The act of examining information provided by a person (or a system) to ascertain what rights, privileges, or permissions they may (or may not) have to perform some action. For example, when you attempt to charge a purchase at a retail store to a credit card, the cashier validates your identity by examining your identification and comparing your signature on the receipt with the signature on the credit card.

verification

In cryptography, the act of testing the authenticity of a digital signature by performing special mathematical operations on data provided by a sender, to see if it matches an expected result. If the information provided by the sender yields the expected result, the signature is valid, because calculating the proper answer requires secret data known only by the sender. Verification proves that the information was actually sent by the signer and that the message has not been subsequently altered by anyone else.

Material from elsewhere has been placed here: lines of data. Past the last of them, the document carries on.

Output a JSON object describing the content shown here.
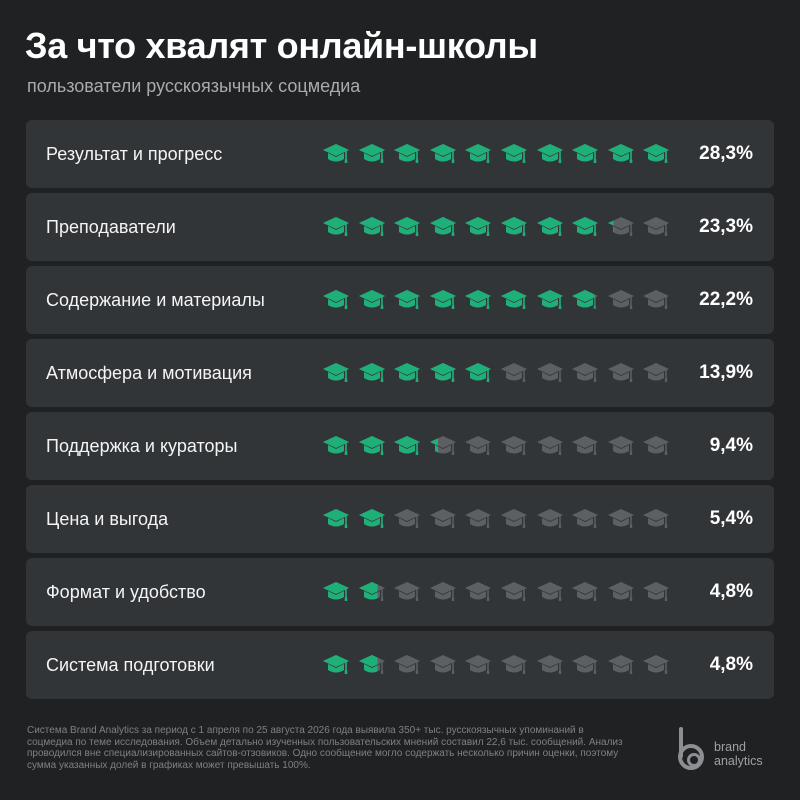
{
  "header": {
    "title": "За что хвалят онлайн-школы",
    "subtitle": "пользователи русскоязычных соцмедиа"
  },
  "colors": {
    "accent": "#1fb079",
    "inactive": "#5d6063",
    "card": "#323538",
    "background": "#1f2123"
  },
  "icon": "graduation-cap-icon",
  "chart_data": {
    "type": "bar",
    "icons_per_row": 10,
    "icon_unit_percent": 2.83,
    "categories": [
      "Результат и прогресс",
      "Преподаватели",
      "Содержание и материалы",
      "Атмосфера и мотивация",
      "Поддержка и кураторы",
      "Цена и выгода",
      "Формат и удобство",
      "Система подготовки"
    ],
    "values": [
      28.3,
      23.3,
      22.2,
      13.9,
      9.4,
      5.4,
      4.8,
      4.8
    ],
    "value_labels": [
      "28,3%",
      "23,3%",
      "22,2%",
      "13,9%",
      "9,4%",
      "5,4%",
      "4,8%",
      "4,8%"
    ]
  },
  "footer": {
    "note": "Система Brand Analytics за период с 1 апреля по 25 августа 2026 года выявила 350+ тыс. русскоязычных упоминаний в соцмедиа по теме исследования. Объем детально изученных пользовательских мнений составил 22,6 тыс. сообщений. Анализ проводился вне специализированных сайтов-отзовиков. Одно сообщение могло содержать несколько причин оценки, поэтому сумма указанных долей в графиках может превышать 100%.",
    "brand_line1": "brand",
    "brand_line2": "analytics"
  }
}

VPN (Virtual Private Network)

A means of having the security benefits of a private, dedicated, leased-line network, without the cost of actually owning one. VPN uses cryptography to scramble data so it's unreadable while traveling over the Internet, thus providing privacy over public lines. Companies with branch offices commonly use VPN’s to connect multiple locations.

Vulnerability Assessment

Vulnerability Assessment is the process of identifying network and device vulnerabilities before hackers can exploit the security holes. QualysGuard is a Managed Vulnerability Assessment Web service solution to audit networks. QualysGuard is a continuous preventive process to:

• Detect network and system vulnerabilities.
• Deliver near-instantaneous email alerts summarizing discovered vulnerabilities and trends.
• Prioritize the severity of each vulnerability on an industry-standard scale, from "watch" to "urgent", so administrators can readily determine where to deploy their security specialists for fixes.
• Recommend and make direct links to verified remedies for each vulnerability.
• Produce trend analysis in graphical form, with granular detail appropriate for both security specialists and non-technical management to track vulnerabilities over time.

WAN (Wide Area Network)

A computer network that spans a relatively large geographical area. Typically, a WAN consists of two or more local area networks (LANs) connected by a high-speed line.

Web browser

Software used to view the World Wide Web, a graphically rich presentation of information on the Internet. The most popular Web browser is Microsoft's Internet Explorer, but other browsers such as Netscape Navigator and Opera are available. To find specific sites on the Web, you enter a URL in your Web browser.

Web page

A single HTML-formatted file posted where it can be accessed via the World Wide Web.

Web site

A collection of affiliated Web pages.

WEP (Wired Equivalent Privacy)

The security aspects of 802.11b, a standard that enables wireless devices such as PDA’s and laptop computers to access a network via radio frequencies instead of physical wiring. WEP has three tasks: 1) to authenticate clients to access points; 2) to encrypt the data exchanged between the clients and access points; and 3) to include an integrity check with every packet exchanged. The initial implementation of WEP provides weak security. While it is not completely useless, it is best used as another layer of security in conjunction with stronger measures.

WINS (Windows Internet Name Service)

WINS provides name resolution for computers running Windows NT, Windows 98, and earlier versions of Microsoft operating systems. With name resolution, users access servers by name rather than needing to use IP addresses.

worm

A self-replicating program that seeks access into other computers by exploiting security flaws. After a worm penetrates another computer, it continues seeking access to other areas. Worms often steal or vandalize computer data. Many viruses are more accurately termed worms, and use e-mail or database systems to propagate themselves to their victims.